The USNWR law school rankings are deeply wounded--will law schools have the coordination to finish them off?

While law schools love to hate the USNWR law school rankings, they have mostly settled for complaining loudly and publicly, but internally (and sometimes externally) promoting those same rankings or working like made to use them as a basis for recruitment. Collective action is a real problem. Furthermore, finding an effective tool to diminish the value of USNWR law school rankings remains elusive.

But this is, perhaps, the moment for law schools seeking to finish off the USNWR rankings. In the last month, USNWR has had four separate methodological alternations between the preliminary release of rankings and the final release:

  • It created a new “diversity” ranking of schools that did not include Asian-American law students as a component of a “diverse” law school. After law school protest after recent events, USNWR agreed to include them. This decision alone moved some schools as much as 100 spots in the rankings (among nearly 200 law schools).

  • Its new “diversity” ranking also does not include multiracial students (those who consider themselves members of more than one racial group). USNWR is considering that and has decided to delay the release of these new rankings.

  • A new component of the rankings on library resources added “number of hours” the law library was available to students, 0.25% of the rankings. Methodological errors forced USNWR to recalculate the figures. This component—a 1 in 400th component, mind you—altered the ranking of more than 30 schools, and some by as much as six spots.

  • Another new component of the rankings on library resources, another one worth 0.25%, added “ratio of credit-bearing hours of instruction provided by law librarians to full-time equivalent law students.” Those errors resulted in USNWR pulling the metric entirely, and adding weight to bar passage rated from 2% to 2.25% of the ranking. This decision—again, only a 1 in 400th part of the rankings—shifting another 35 schools.

These last two components as new metrics strike me as strange. Is a law school better off if its librarians teach more student electives than providing research support and assistance to students and faculty? Is a law school better if its student can access the library (not just the law school, the law school library) between 2 and 5 am? That’s what the new metrics do. UPDATE: For more specific critiques about the library metrics, see here.

This potpourri of new metrics is even worse by the fact that USNWR can’t even assess its own rankings correctly. It’s issued multiple retractions

  • Congressional hearing. Congress assuredly has an interest in near-monopolistic behavior from an entity that increases the price of legal education and that serves as a major indicator to students who choose to enter the legal profession. It systematically undervalues public schools that are low-cost institutions by inflating emphasis on expenditures per student; and it routinely undervalues particular institutions like Howard University, one that consistently places in the upper tier of elite law firm placement and remains deeply esteemed by hiring attorneys.

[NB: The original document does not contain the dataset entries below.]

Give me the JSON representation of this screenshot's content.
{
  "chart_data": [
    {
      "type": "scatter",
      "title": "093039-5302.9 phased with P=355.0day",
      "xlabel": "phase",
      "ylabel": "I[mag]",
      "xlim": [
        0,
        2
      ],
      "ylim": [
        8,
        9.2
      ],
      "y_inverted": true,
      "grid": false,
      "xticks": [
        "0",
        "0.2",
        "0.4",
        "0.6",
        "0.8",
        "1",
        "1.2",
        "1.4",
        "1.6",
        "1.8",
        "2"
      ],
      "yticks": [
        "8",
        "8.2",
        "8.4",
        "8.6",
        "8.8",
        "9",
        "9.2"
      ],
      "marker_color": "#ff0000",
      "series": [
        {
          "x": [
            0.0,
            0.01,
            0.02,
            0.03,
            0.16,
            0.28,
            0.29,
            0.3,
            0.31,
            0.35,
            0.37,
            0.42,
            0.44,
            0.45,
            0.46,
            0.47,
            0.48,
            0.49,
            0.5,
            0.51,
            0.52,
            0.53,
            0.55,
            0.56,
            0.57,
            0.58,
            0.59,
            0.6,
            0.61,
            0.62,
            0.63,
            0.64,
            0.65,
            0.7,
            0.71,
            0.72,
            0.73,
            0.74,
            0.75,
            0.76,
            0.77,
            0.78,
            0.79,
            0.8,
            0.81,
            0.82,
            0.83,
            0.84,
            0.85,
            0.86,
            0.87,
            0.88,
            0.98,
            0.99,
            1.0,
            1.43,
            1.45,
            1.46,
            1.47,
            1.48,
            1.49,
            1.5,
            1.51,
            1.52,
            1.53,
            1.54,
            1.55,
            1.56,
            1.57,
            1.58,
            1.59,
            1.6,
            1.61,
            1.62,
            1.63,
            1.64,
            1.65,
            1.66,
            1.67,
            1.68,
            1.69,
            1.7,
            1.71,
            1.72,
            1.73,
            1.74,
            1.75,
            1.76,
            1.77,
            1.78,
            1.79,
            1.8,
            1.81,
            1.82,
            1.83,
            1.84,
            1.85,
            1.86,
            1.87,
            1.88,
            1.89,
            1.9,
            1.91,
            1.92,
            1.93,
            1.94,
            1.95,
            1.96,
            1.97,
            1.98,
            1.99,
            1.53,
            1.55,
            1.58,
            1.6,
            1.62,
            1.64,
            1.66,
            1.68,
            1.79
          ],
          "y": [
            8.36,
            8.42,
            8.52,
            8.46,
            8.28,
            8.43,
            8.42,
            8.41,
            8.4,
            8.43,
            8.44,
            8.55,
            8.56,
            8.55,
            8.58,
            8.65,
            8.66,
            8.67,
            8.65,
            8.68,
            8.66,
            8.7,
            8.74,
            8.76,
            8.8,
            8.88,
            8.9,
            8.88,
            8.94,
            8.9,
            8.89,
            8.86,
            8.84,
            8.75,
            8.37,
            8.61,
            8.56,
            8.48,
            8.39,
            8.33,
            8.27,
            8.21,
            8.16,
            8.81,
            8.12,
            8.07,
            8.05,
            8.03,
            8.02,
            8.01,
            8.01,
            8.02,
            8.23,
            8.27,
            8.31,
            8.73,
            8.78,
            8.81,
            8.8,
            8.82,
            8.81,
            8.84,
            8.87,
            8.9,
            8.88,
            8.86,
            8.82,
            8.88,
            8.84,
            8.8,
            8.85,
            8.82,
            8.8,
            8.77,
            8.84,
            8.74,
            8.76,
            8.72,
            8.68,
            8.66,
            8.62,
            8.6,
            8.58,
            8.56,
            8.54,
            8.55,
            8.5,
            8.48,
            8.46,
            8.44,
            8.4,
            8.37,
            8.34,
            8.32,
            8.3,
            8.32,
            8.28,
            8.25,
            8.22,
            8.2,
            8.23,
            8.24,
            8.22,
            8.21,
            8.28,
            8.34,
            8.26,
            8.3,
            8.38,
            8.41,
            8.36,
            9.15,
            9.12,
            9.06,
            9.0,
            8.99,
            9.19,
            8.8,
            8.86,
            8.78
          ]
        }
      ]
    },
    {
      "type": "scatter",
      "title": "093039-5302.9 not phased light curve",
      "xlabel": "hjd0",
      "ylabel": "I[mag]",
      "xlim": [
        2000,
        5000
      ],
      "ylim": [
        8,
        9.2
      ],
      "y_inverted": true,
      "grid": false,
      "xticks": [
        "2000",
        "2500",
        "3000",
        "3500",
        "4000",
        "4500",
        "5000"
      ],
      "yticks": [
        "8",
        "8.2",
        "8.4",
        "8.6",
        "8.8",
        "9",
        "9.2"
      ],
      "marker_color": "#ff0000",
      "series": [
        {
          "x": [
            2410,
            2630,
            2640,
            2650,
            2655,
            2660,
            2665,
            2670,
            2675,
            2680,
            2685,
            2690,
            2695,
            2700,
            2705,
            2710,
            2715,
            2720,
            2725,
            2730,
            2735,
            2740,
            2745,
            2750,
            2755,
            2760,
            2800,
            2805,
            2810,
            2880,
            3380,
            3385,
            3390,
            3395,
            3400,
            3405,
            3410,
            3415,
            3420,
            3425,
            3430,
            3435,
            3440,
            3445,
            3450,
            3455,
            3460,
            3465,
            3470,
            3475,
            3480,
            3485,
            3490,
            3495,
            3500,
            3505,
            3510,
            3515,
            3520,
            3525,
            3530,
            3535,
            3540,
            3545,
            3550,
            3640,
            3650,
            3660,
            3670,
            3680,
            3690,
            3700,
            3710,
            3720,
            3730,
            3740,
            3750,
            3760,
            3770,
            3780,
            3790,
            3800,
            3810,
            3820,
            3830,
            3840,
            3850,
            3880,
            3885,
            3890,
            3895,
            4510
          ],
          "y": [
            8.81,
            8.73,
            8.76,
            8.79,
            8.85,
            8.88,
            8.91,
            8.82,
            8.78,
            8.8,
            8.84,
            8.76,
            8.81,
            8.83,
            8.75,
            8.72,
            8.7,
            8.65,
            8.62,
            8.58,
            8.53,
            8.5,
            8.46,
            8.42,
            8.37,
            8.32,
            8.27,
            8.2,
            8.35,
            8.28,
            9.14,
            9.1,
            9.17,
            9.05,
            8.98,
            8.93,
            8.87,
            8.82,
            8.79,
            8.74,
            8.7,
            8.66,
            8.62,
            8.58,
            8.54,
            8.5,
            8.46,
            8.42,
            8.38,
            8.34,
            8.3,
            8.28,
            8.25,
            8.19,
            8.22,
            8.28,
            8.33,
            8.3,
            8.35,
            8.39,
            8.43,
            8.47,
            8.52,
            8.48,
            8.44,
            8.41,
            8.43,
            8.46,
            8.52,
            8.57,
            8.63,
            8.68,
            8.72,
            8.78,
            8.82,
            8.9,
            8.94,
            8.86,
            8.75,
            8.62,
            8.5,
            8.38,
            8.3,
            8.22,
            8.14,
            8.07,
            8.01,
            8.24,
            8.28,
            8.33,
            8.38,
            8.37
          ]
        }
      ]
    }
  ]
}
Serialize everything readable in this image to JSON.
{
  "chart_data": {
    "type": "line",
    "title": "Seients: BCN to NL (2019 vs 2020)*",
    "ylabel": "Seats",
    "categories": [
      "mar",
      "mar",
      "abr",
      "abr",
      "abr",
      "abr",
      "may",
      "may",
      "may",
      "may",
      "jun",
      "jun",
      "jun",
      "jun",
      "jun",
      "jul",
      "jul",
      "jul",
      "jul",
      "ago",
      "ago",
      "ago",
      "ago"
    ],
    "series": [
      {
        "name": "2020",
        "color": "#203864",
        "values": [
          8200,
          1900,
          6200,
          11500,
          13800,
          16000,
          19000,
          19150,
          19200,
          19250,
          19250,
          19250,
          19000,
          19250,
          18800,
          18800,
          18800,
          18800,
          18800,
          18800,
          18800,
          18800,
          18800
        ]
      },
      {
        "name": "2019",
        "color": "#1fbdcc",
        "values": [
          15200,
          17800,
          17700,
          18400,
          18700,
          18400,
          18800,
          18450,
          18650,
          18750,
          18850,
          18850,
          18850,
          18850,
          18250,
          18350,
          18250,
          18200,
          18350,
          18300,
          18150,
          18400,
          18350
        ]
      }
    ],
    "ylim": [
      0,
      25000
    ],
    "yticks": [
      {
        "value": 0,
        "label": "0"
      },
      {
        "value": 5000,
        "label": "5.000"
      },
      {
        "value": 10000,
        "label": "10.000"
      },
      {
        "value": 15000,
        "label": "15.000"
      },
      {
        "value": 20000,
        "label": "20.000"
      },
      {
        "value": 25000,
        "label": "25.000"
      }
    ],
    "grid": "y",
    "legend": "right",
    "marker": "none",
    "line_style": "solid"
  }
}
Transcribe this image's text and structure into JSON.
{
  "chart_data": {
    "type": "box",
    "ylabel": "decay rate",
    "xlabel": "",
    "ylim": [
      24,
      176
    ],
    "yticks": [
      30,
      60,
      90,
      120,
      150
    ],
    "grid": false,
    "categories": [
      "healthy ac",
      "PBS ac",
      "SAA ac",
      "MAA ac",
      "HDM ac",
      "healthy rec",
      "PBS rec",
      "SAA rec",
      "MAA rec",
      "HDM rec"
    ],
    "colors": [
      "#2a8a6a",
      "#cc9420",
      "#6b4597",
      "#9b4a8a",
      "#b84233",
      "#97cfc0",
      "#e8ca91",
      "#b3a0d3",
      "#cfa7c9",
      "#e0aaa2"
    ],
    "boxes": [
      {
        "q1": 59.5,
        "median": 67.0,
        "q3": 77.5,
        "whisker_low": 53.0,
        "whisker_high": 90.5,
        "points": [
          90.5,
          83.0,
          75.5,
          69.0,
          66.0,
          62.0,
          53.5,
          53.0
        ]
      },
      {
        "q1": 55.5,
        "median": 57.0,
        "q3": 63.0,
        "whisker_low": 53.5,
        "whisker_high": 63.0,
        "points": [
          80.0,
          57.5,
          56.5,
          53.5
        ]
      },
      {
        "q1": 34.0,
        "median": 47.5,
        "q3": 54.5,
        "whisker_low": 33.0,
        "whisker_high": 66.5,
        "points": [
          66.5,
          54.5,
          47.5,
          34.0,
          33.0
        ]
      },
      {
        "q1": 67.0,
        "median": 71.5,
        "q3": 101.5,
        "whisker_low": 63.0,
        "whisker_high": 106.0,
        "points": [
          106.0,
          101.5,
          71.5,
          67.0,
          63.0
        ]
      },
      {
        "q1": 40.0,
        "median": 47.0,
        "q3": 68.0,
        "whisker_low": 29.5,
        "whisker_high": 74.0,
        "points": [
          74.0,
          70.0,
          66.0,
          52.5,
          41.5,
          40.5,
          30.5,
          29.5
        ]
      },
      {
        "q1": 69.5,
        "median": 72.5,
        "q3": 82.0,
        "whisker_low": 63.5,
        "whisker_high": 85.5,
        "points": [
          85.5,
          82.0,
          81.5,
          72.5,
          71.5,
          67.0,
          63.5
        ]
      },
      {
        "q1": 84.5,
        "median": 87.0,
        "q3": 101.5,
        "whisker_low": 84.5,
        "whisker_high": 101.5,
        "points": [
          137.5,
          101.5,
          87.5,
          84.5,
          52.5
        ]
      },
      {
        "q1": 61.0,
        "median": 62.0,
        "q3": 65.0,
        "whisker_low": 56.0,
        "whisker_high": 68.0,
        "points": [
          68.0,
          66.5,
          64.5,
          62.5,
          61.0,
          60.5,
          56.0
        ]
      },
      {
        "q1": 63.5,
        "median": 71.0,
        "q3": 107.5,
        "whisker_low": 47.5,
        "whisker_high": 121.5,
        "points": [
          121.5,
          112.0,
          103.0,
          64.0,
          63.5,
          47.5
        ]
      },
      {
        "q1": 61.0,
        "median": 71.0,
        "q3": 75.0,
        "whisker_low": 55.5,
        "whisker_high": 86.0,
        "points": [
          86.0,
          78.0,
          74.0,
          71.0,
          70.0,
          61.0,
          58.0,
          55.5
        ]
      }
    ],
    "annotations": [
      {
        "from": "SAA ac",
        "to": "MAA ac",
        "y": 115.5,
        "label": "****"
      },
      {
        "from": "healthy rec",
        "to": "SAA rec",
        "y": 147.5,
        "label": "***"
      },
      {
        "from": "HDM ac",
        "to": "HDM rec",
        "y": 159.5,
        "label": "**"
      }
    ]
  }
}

These strike me as ripe matters of public concern for investigation. If Congress can call tech companies to the mat, why not the rankings entity?

  • Pay-for-access boycott. USNWR charges law schools $15,000 to see the data they already provide. It strikes me that given the low value and quality of the data, schools should just stop paying for it. Even cutting 10 schools out deprives USNWR of $150,000 in quasi-extortion cash. Sure, some schools will lose opportunities to “game” the rankings by digging in and comparing figures. But maybe every-other year access—halving USNWR revenue—will stifle it.

  • Survey participation boycott. This is two-fold. The first is a refusal to fill out the survey data requests each fall. Of course, USNWR can independently collects some things if it wants to, like LSAT score and 10-month employment figures. But it can’t replicate it all. This is, of course, a collective action problem. But a second is a refusal to fill out the peer-reviewed surveys. That’s a separate problem, but I think there’s a decent solution: spike the survey. That is, fill out your own school as a 5, and all other schools as a 1. That maximizes the value to your own school while at the same time incentivizing others to render the survey meaningless. If USNWR wants to start discounting surveys it views as “gaming,” let it articulate that standard.

  • Alternative rankings developments. Law schools, of course, hate to be compared with one another in a single ranking. But schools and students are going to use them. Why not develop metrics that law schools deem “appropriate”—such as a principal component analysis of employment outcomes—with its own separately-administered peer review score, among other things? That strikes me as a better way forward, breaking the monopoly by developing approved alternative metrics.

Of course, I imagine these, like most such projects, would fall to infighting. It’s one thing for law schools to write a strongly-worded letter decrying what USNWR is doing. It’s another thing to, well, do something about it. I confess my solutions are half-baked and incomplete means of doing so.

But if there’s a moment to topple USNWR law school rankings, it is now. We’ll see if law schools do so.